For a Siamese, comprehensive coverage enrolled early is the right structure. The breed is generally healthy, so you're insuring mainly against the serious-but-less-common conditions — amyloidosis, cancer, chronic asthma — where a single diagnosis can mean significant ongoing cost. Their longevity (often 15–20 years) means an early policy has a long runway, and the routine dental care is offset by a wellness add-on.

Frequently asked questions

Are Siamese cats expensive to insure?
Premiums are typically moderate — the breed is fairly healthy, so it sits around the average for purebred cats. The value comes from coverage against the serious conditions (amyloidosis, cancer, chronic respiratory disease) that are costly when they occur.
What is amyloidosis?
Amyloidosis is a disorder where an abnormal protein (amyloid) is deposited in organs — in Siamese, typically the liver, sometimes the kidneys — impairing function. It's a serious, breed-associated condition that can require ongoing management, which comprehensive coverage handles if it isn't pre-existing.

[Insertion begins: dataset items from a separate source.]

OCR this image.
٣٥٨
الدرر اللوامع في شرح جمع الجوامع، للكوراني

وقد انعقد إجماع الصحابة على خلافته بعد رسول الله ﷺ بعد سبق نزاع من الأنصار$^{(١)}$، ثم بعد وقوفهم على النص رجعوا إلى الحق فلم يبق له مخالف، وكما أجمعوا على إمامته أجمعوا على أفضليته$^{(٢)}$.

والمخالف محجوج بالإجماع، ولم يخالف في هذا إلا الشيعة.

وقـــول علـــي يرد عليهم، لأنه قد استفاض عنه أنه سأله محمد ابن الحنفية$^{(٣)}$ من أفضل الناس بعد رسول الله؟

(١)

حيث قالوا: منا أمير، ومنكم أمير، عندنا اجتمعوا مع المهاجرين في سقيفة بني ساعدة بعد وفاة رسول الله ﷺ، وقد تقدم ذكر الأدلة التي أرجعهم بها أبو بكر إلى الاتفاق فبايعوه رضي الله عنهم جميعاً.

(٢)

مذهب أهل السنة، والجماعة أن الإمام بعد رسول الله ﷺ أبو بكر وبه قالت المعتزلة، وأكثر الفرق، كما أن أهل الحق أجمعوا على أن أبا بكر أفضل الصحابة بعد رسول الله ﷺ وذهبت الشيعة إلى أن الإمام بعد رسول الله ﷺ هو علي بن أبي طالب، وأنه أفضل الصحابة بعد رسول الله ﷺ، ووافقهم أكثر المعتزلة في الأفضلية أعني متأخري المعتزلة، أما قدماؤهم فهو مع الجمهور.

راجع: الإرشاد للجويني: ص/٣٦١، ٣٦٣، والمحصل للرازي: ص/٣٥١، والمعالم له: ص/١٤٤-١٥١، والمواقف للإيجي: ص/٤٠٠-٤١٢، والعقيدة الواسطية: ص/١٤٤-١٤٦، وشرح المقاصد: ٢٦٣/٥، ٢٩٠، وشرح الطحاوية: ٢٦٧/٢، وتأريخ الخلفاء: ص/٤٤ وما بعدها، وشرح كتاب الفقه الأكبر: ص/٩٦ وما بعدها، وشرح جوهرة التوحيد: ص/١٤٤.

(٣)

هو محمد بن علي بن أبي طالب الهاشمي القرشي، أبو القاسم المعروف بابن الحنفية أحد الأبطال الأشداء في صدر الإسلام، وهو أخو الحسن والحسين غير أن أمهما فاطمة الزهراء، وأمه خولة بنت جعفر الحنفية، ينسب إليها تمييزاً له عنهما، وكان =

Do Siamese cats really get asthma?
Feline asthma and bronchial disease are seen more in Siamese than in many breeds. It's manageable with medication but often chronic, meaning recurring cost — exactly the kind of thing a comprehensive policy covers when started before any diagnosis.
How long do Siamese cats live?
Often 15–20 years, among the longer-lived cat breeds. That longevity is a double-edged sword for insurance: more years of premiums, but also far more opportunity for the policy to pay out on age-related and chronic conditions. Early enrolment is key.